This law can allow you to work from home while pregnant or postpartum

Published
Score
7

Why it matters

The Pregnant Workers Fairness Act (PWFA) requires employers with 15+ employees to provide reasonable accommodations—like remote work—for known limitations related to pregnancy, childbirth, or postpartum conditions (e.g., morning sickness, pumping, mental health issues), unless causing undue hardship.[1][2][5][9] Enacted in December 2022 and effective June 27, 2023, it enables pregnant/postpartum workers to potentially opt out of return-to-office (RTO) mandates, as highlighted in a Fast Company article dated April 9, 2026.[input] EEOC final regulations, effective June 18, 2024, expanded examples including telework and temporary suspension of essential functions.[2][7][9]

Key players include Congress (bipartisan passage), President Biden (signed into law), the EEOC (issued regulations and guidance), and expert Daphne Delvaux (employment attorney, Mamattorney founder, author of Moms in Labor), who advises written requests to HR/managers with medical documentation, triggering an "interactive process."[input][1][5] Covered entities: private/public employers (15+ employees), federal agencies, unions; protections apply to employees/applicants without ADA disability requirement.[3][5]

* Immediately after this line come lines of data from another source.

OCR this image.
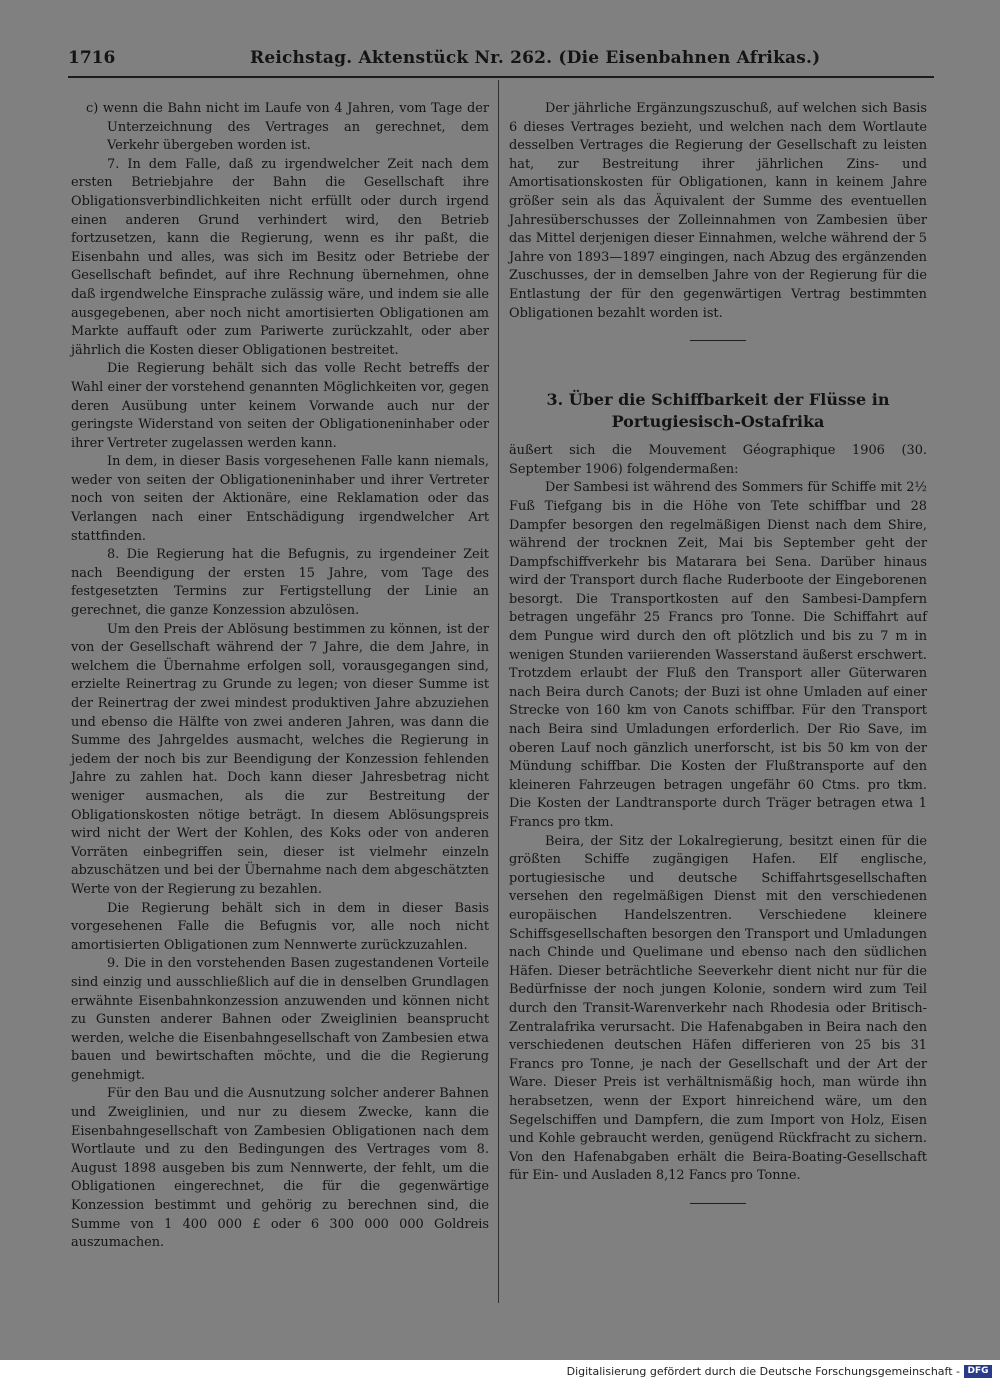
1716	Reichstag. Aktenstück Nr. 262. (Die Eisenbahnen Afrikas.)

c) wenn die Bahn nicht im Laufe von 4 Jahren, vom Tage der Unterzeichnung des Vertrages an gerechnet, dem Verkehr übergeben worden ist.

7. In dem Falle, daß zu irgendwelcher Zeit nach dem ersten Betriebjahre der Bahn die Gesellschaft ihre Obligationsverbindlichkeiten nicht erfüllt oder durch irgend einen anderen Grund verhindert wird, den Betrieb fortzusetzen, kann die Regierung, wenn es ihr paßt, die Eisenbahn und alles, was sich im Besitz oder Betriebe der Gesellschaft befindet, auf ihre Rechnung übernehmen, ohne daß irgendwelche Einsprache zulässig wäre, und indem sie alle ausgegebenen, aber noch nicht amortisierten Obligationen am Markte auffauft oder zum Pariwerte zurückzahlt, oder aber jährlich die Kosten dieser Obligationen bestreitet.

Die Regierung behält sich das volle Recht betreffs der Wahl einer der vorstehend genannten Möglichkeiten vor, gegen deren Ausübung unter keinem Vorwande auch nur der geringste Widerstand von seiten der Obligationeninhaber oder ihrer Vertreter zugelassen werden kann.

In dem, in dieser Basis vorgesehenen Falle kann niemals, weder von seiten der Obligationeninhaber und ihrer Vertreter noch von seiten der Aktionäre, eine Reklamation oder das Verlangen nach einer Entschädigung irgendwelcher Art stattfinden.

8. Die Regierung hat die Befugnis, zu irgendeiner Zeit nach Beendigung der ersten 15 Jahre, vom Tage des festgesetzten Termins zur Fertigstellung der Linie an gerechnet, die ganze Konzession abzulösen.

Um den Preis der Ablösung bestimmen zu können, ist der von der Gesellschaft während der 7 Jahre, die dem Jahre, in welchem die Übernahme erfolgen soll, vorausgegangen sind, erzielte Reinertrag zu Grunde zu legen; von dieser Summe ist der Reinertrag der zwei mindest produktiven Jahre abzuziehen und ebenso die Hälfte von zwei anderen Jahren, was dann die Summe des Jahrgeldes ausmacht, welches die Regierung in jedem der noch bis zur Beendigung der Konzession fehlenden Jahre zu zahlen hat. Doch kann dieser Jahresbetrag nicht weniger ausmachen, als die zur Bestreitung der Obligationskosten nötige beträgt. In diesem Ablösungspreis wird nicht der Wert der Kohlen, des Koks oder von anderen Vorräten einbegriffen sein, dieser ist vielmehr einzeln abzuschätzen und bei der Übernahme nach dem abgeschätzten Werte von der Regierung zu bezahlen.

Die Regierung behält sich in dem in dieser Basis vorgesehenen Falle die Befugnis vor, alle noch nicht amortisierten Obligationen zum Nennwerte zurückzuzahlen.

9. Die in den vorstehenden Basen zugestandenen Vorteile sind einzig und ausschließlich auf die in denselben Grundlagen erwähnte Eisenbahnkonzession anzuwenden und können nicht zu Gunsten anderer Bahnen oder Zweiglinien beansprucht werden, welche die Eisenbahngesellschaft von Zambesien etwa bauen und bewirtschaften möchte, und die die Regierung genehmigt.

Für den Bau und die Ausnutzung solcher anderer Bahnen und Zweiglinien, und nur zu diesem Zwecke, kann die Eisenbahngesellschaft von Zambesien Obligationen nach dem Wortlaute und zu den Bedingungen des Vertrages vom 8. August 1898 ausgeben bis zum Nennwerte, der fehlt, um die Obligationen eingerechnet, die für die gegenwärtige Konzession bestimmt und gehörig zu berechnen sind, die Summe von 1 400 000 £ oder 6 300 000 000 Goldreis auszumachen.

Der jährliche Ergänzungszuschuß, auf welchen sich Basis 6 dieses Vertrages bezieht, und welchen nach dem Wortlaute desselben Vertrages die Regierung der Gesellschaft zu leisten hat, zur Bestreitung ihrer jährlichen Zins- und Amortisationskosten für Obligationen, kann in keinem Jahre größer sein als das Äquivalent der Summe des eventuellen Jahresüberschusses der Zolleinnahmen von Zambesien über das Mittel derjenigen dieser Einnahmen, welche während der 5 Jahre von 1893—1897 eingingen, nach Abzug des ergänzenden Zuschusses, der in demselben Jahre von der Regierung für die Entlastung der für den gegenwärtigen Vertrag bestimmten Obligationen bezahlt worden ist.

3. Über die Schiffbarkeit der Flüsse in Portugiesisch-Ostafrika

äußert sich die Mouvement Géographique 1906 (30. September 1906) folgendermaßen:

Der Sambesi ist während des Sommers für Schiffe mit 2½ Fuß Tiefgang bis in die Höhe von Tete schiffbar und 28 Dampfer besorgen den regelmäßigen Dienst nach dem Shire, während der trocknen Zeit, Mai bis September geht der Dampfschiffverkehr bis Matarara bei Sena. Darüber hinaus wird der Transport durch flache Ruderboote der Eingeborenen besorgt. Die Transportkosten auf den Sambesi-Dampfern betragen ungefähr 25 Francs pro Tonne. Die Schiffahrt auf dem Pungue wird durch den oft plötzlich und bis zu 7 m in wenigen Stunden variierenden Wasserstand äußerst erschwert. Trotzdem erlaubt der Fluß den Transport aller Güterwaren nach Beira durch Canots; der Buzi ist ohne Umladen auf einer Strecke von 160 km von Canots schiffbar. Für den Transport nach Beira sind Umladungen erforderlich. Der Rio Save, im oberen Lauf noch gänzlich unerforscht, ist bis 50 km von der Mündung schiffbar. Die Kosten der Flußtransporte auf den kleineren Fahrzeugen betragen ungefähr 60 Ctms. pro tkm. Die Kosten der Landtransporte durch Träger betragen etwa 1 Francs pro tkm.

Beira, der Sitz der Lokalregierung, besitzt einen für die größten Schiffe zugängigen Hafen. Elf englische, portugiesische und deutsche Schiffahrtsgesellschaften versehen den regelmäßigen Dienst mit den verschiedenen europäischen Handelszentren. Verschiedene kleinere Schiffsgesellschaften besorgen den Transport und Umladungen nach Chinde und Quelimane und ebenso nach den südlichen Häfen. Dieser beträchtliche Seeverkehr dient nicht nur für die Bedürfnisse der noch jungen Kolonie, sondern wird zum Teil durch den Transit-Warenverkehr nach Rhodesia oder Britisch-Zentralafrika verursacht. Die Hafenabgaben in Beira nach den verschiedenen deutschen Häfen differieren von 25 bis 31 Francs pro Tonne, je nach der Gesellschaft und der Art der Ware. Dieser Preis ist verhältnismäßig hoch, man würde ihn herabsetzen, wenn der Export hinreichend wäre, um den Segelschiffen und Dampfern, die zum Import von Holz, Eisen und Kohle gebraucht werden, genügend Rückfracht zu sichern. Von den Hafenabgaben erhält die Beira-Boating-Gesellschaft für Ein- und Ausladen 8,12 Fancs pro Tonne.

Digitalisierung gefördert durch die Deutsche Forschungsgemeinschaft - DFG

Context and timeline: PWFA filled gaps in laws like PDA (1978), ADA, and FMLA by mandating accommodations for even minor/episodic limitations.[1][4][9] Post-COVID remote infrastructure proved feasibility, but late 2024/early 2025 RTO mandates dropped mothers' labor participation from 80% (2023) to 77% (Aug 2025).[input] Regulations followed in April 2024 amid rising enforcement.[2][12]

Newsworthy now (April 2026) due to RTO policies reversing motherhood workforce gains, positioning PWFA as a tool for flexibility amid ongoing mandates; article educates on requests/retaliation protections as a "newer law" employers may overlook.[input][8] No major 2026 changes noted, but 2025 discussions anticipated regulatory scrutiny.[10]